The San found themselves on the wrong side of this history – but the entire story of their contact with the outside has been tragic. So the war introduced a cash economy and further undermined their “hunter-gatherer” lifestyle. Our guide translates our apologies to the many people who want to sell us crafts when we return to our truck but their disappointment is a low point.
Another long war waged against the tide of inevitability and weight of logic. In the words of one of the veterans (we are beginning to meet and spend a lot of time with men like “K” in Alexandra Fuller’s Scribbling the Cat http://www.opendemocracy.net/arts-Literature/zimbabwe_2922.jsp) “We must have been crazy to think we could dominate a majority [of people] like that. It was doomed from the beginning.” There was universal conscription – the transformative impact for the men of military age reminds me of my own (South East Asia) and my father’s generation (World War II).
And so the social and cultural reverberations continue: forced migrations and continuing dislocation; life cheapened to nothingness; psychological scarring that will never really heal. And what is modern war of national liberation or the very latest imperial misadventure without a civilian population that suffers a disproportionate amount of the force delivered by modern weapons yet whose allegiance is the ultimate prize?
Once again we are treated to great hospitality by the Oosthuysens. We learn to our discomfort that they returned from vacation to the lodge to accommodate us (as once again we are the only guests). Estelle spends much time with us and recounts the story of the Laurence Marshall and his first expedition to the area. http://www.sfgate.com/cgi-bin/article.cgi?f=/c/a/2006/11/05/RVGPGLVUOS1.DTL&type=books
Estelle introduces us to Leon whose father worked with the Marshall family. Leon guides us to the giant baobob trees. The oldest, “The Grootboom”, has recently perished but there are others as huge. Leon himself typifying why the San fascinated the Marshall’s, indeed so many other outsiders who have encountered them. Leon is friendly, tolerant of us, taciturn but eloquent in his hand gestures to local “hikers”, pedestrians, and to direct me to the correct sand track toward the baobabs we visit.
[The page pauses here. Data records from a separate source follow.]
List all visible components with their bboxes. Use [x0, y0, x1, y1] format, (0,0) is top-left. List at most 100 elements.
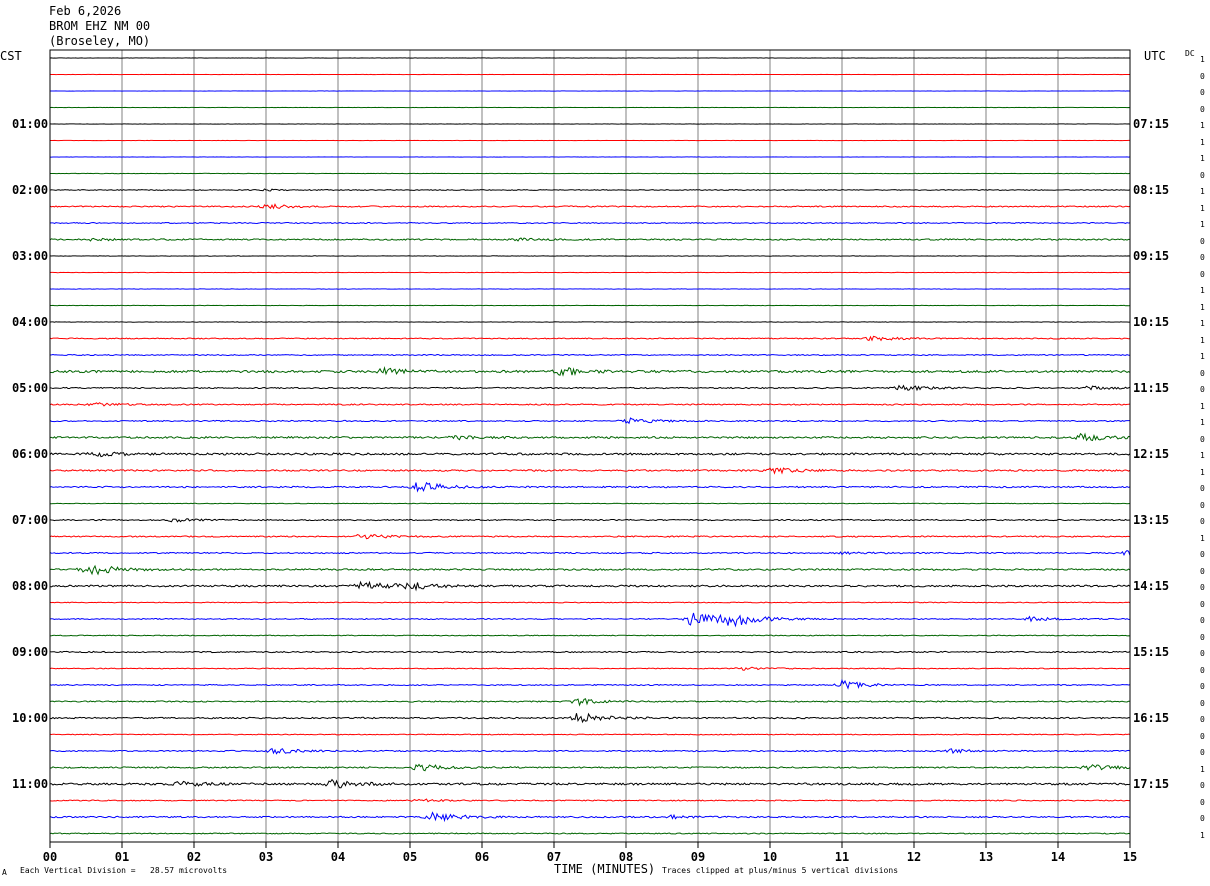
- x-axis-ticks: 00 01 02 03 04 05 06 07 08 09 10 11 12 13 14 15: [43, 842, 1137, 864]
- cst-hour-label: 01:00: [12, 117, 49, 131]
- trace-line-42: [49, 747, 1131, 755]
- trace-line-45: [49, 798, 1131, 803]
- trace-line-47: [49, 832, 1131, 835]
- dc-offset-value: 1: [1200, 319, 1205, 328]
- trace-line-31: [49, 564, 1131, 576]
- x-tick-label: 02: [187, 850, 201, 864]
- utc-hour-label: 10:15: [1133, 315, 1170, 329]
- trace-line-44: [49, 778, 1131, 789]
- utc-hour-label: 11:15: [1133, 381, 1170, 395]
- cst-hour-label: 11:00: [12, 777, 49, 791]
- dc-offset-value: 1: [1200, 137, 1205, 147]
- dc-offset-value: 0: [1200, 253, 1205, 262]
- dc-offset-value: 0: [1200, 71, 1205, 81]
- trace-line-10: [49, 221, 1131, 225]
- trace-line-37: [49, 666, 1131, 671]
- x-tick-label: 06: [475, 850, 489, 864]
- header-station: BROM EHZ NM 00: [49, 19, 151, 33]
- x-tick-label: 01: [115, 850, 129, 864]
- trace-line-27: [49, 502, 1131, 505]
- dc-offset-value: 0: [1200, 781, 1205, 790]
- cst-hour-label: 04:00: [12, 315, 49, 329]
- dc-offset-value: 0: [1200, 88, 1205, 97]
- dc-offset-value: 1: [1200, 286, 1205, 295]
- dc-offset-value: 0: [1200, 385, 1205, 394]
- dc-offset-value: 0: [1200, 104, 1205, 114]
- utc-hour-label: 09:15: [1133, 249, 1170, 263]
- trace-line-25: [49, 467, 1131, 475]
- dc-offset-value: 0: [1200, 797, 1205, 807]
- trace-line-30: [49, 549, 1131, 556]
- x-tick-label: 12: [907, 850, 921, 864]
- dc-offset-value: 0: [1200, 484, 1205, 493]
- dc-offset-value: 0: [1200, 500, 1205, 510]
- cst-hour-label: 10:00: [12, 711, 49, 725]
- dc-offset-value: 1: [1200, 121, 1205, 130]
- x-tick-label: 13: [979, 850, 993, 864]
- dc-offset-value: 1: [1200, 302, 1205, 312]
- trace-line-32: [49, 580, 1131, 592]
- x-tick-label: 05: [403, 850, 417, 864]
- trace-line-43: [49, 763, 1131, 772]
- trace-line-22: [49, 417, 1131, 425]
- dc-offset-value: 0: [1200, 599, 1205, 609]
- header-location: (Broseley, MO): [49, 34, 151, 48]
- utc-hour-label: 17:15: [1133, 777, 1170, 791]
- dc-offset-value: 0: [1200, 616, 1205, 625]
- right-timezone-label: UTC: [1144, 49, 1166, 63]
- cst-hour-label: 09:00: [12, 645, 49, 659]
- dc-offset-value: 0: [1200, 698, 1205, 708]
- utc-hour-label: 16:15: [1133, 711, 1170, 725]
- utc-hour-label: 13:15: [1133, 513, 1170, 527]
- trace-line-8: [49, 188, 1131, 192]
- dc-offset-value: 0: [1200, 682, 1205, 691]
- utc-hour-label: 14:15: [1133, 579, 1170, 593]
- trace-line-35: [49, 634, 1131, 637]
- dc-offset-value: 0: [1200, 434, 1205, 444]
- dc-offset-value: 0: [1200, 236, 1205, 246]
- x-tick-label: 14: [1051, 850, 1065, 864]
- cst-hour-label: 03:00: [12, 249, 49, 263]
- dc-offset-value: 0: [1200, 517, 1205, 526]
- trace-line-21: [49, 402, 1131, 407]
- utc-hour-label: 07:15: [1133, 117, 1170, 131]
- cst-hour-label: 05:00: [12, 381, 49, 395]
- x-tick-label: 03: [259, 850, 273, 864]
- trace-line-18: [49, 353, 1131, 357]
- clip-note: Traces clipped at plus/minus 5 vertical …: [662, 866, 899, 875]
- dc-offset-value: 0: [1200, 649, 1205, 658]
- x-tick-label: 09: [691, 850, 705, 864]
- dc-offset-value: 1: [1200, 418, 1205, 427]
- dc-offset-value: 0: [1200, 368, 1205, 378]
- utc-hour-label: 12:15: [1133, 447, 1170, 461]
- trace-line-34: [49, 612, 1131, 628]
- utc-hour-label: 08:15: [1133, 183, 1170, 197]
- dc-offset-value: 1: [1200, 220, 1205, 229]
- cst-hour-label: 08:00: [12, 579, 49, 593]
- trace-line-9: [49, 203, 1131, 210]
- trace-line-33: [49, 601, 1131, 604]
- trace-line-38: [49, 678, 1131, 690]
- trace-line-46: [49, 811, 1131, 823]
- dc-offset-value: 0: [1200, 550, 1205, 559]
- cst-hour-label: 02:00: [12, 183, 49, 197]
- scale-note: Each Vertical Division = 28.57 microvolt…: [20, 866, 228, 875]
- dc-offset-value: 1: [1200, 467, 1205, 477]
- trace-line-23: [49, 432, 1131, 442]
- cst-hour-label: 07:00: [12, 513, 49, 527]
- dc-offset-value: 0: [1200, 583, 1205, 592]
- corner-mark: A: [2, 868, 7, 877]
- plot-frame: [49, 49, 1131, 843]
- dc-offset-value: 1: [1200, 451, 1205, 460]
- dc-offset-value: 0: [1200, 665, 1205, 675]
- trace-line-24: [49, 451, 1131, 458]
- dc-offset-value: 1: [1200, 533, 1205, 543]
- dc-offset-value: 1: [1200, 830, 1205, 840]
- dc-offset-value: 0: [1200, 170, 1205, 180]
- dc-offset-value: 1: [1200, 764, 1205, 774]
- x-tick-label: 07: [547, 850, 561, 864]
- trace-line-17: [49, 335, 1131, 342]
- dc-offset-value: 1: [1200, 335, 1205, 345]
- dc-offset-value: 0: [1200, 632, 1205, 642]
(The Holboom(?): one of the giant baobabs we saw this day, south of Tsumkwe, Namibia)

(Massive survivor: baobab located south of Tsumkwe, Namibia)

(Will "chimping" with his camera: some welcome shade in a baobab tree south of Tsumkwe, Namibia)
Back to Estelle’s patient hospitality. She is a sort of model host in her beauty and intelligence. Arnot is now working on other lodge tasks leaving Estelle to the chore of teaching us from her great store of local history and ethnography in a voice and delicate accent I can still hear. So unexpected in such a remote location but someone who nevertheless is very much of this place. Will and Estelle discuss San learners – their difficulties with arithmetic possibly a result of the language not having a counting system above the number “4” (and 4 is expressed as the sum of 2 plus 2). Both note both their gifts as linguists and as artisans.
A horse belonging to our hosts spends the night quietly on the covered porch of our accommodations. Probably the safest way to stable the horse is not to confine it too closely (giving it the ability to avoid any hyenas that might sneak into the lodge compound at night). But this is a little mystery in a place that is at once comfortable but also not immediately understandable to us as tourists and outsiders.